Mortgage shortage traps more tenants in high-rent Brighton and Hove homes

Rents are eating up a growing proportion of people’s incomes in Brighton and Hove, according to a new report.

The report blames the rise in rents on a shortage of mortgage lending and says that as a result more and more tenants are trapped in increasingly high-rent homes.

Savills, the estate agent, said that rents cost about 47 per cent of average income in Brighton and Hove. This compares with a national average of 31 per cent.

Similar rental hotspots include London, where the figure is 53 per cent, and Oxford, where it is 57 per cent.
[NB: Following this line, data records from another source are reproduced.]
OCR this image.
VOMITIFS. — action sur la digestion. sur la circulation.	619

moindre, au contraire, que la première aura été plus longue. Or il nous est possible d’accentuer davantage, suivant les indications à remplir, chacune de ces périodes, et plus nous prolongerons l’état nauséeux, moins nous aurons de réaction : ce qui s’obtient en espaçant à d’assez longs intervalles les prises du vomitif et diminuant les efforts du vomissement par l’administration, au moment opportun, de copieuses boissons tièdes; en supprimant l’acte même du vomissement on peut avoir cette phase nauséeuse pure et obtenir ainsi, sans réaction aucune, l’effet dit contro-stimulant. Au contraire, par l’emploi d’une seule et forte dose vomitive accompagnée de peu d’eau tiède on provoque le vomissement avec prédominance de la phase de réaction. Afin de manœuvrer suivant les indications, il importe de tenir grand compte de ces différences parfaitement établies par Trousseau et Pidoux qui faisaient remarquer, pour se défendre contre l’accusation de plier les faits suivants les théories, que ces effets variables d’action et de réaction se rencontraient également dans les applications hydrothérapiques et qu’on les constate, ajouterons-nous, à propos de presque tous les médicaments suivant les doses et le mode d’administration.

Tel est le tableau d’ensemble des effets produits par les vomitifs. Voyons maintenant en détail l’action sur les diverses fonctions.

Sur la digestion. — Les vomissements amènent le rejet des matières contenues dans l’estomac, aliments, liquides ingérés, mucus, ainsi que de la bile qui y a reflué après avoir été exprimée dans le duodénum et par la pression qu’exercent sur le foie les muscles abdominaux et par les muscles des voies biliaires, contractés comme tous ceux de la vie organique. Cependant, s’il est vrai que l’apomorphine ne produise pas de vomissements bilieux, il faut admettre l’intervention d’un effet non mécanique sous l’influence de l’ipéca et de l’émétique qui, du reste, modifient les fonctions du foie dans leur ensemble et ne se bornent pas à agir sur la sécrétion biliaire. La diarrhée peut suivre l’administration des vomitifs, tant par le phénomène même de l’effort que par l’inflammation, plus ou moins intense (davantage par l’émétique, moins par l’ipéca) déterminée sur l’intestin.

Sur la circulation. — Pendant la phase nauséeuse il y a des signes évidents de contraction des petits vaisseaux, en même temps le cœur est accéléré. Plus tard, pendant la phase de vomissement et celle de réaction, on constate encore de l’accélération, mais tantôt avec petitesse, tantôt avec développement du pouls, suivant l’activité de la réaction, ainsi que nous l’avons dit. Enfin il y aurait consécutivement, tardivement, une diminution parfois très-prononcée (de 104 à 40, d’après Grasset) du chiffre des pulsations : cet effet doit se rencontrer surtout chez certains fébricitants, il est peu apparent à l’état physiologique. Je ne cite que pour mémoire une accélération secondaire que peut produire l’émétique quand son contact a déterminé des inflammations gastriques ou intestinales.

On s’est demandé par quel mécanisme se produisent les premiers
Lucian Cook, a research director at Savills, said: “Not only are more people renting, and for longer, but the social profile of tenants is changing and broadening.

“Private renting is becoming a way of life for a much wider spectrum of people.

“And the number of tenants ‘trapped’ in the sector shows no sign of decreasing.”
The research suggested that low consumer confidence and weak mortgage lending had led to renting hotspots around the country, such as Brighton and Hove.

This was down to limits to the number of properties available.

Local factors include the geographic constraints of the Downs and the sea as well as a historically low level of new building.

In addition, Brighton and Hove City Council has recently made it harder to convert family homes into student digs.

And the licensing of shared houses has become more expensive and rigorous in the areas nearest Sussex University and Brighton University.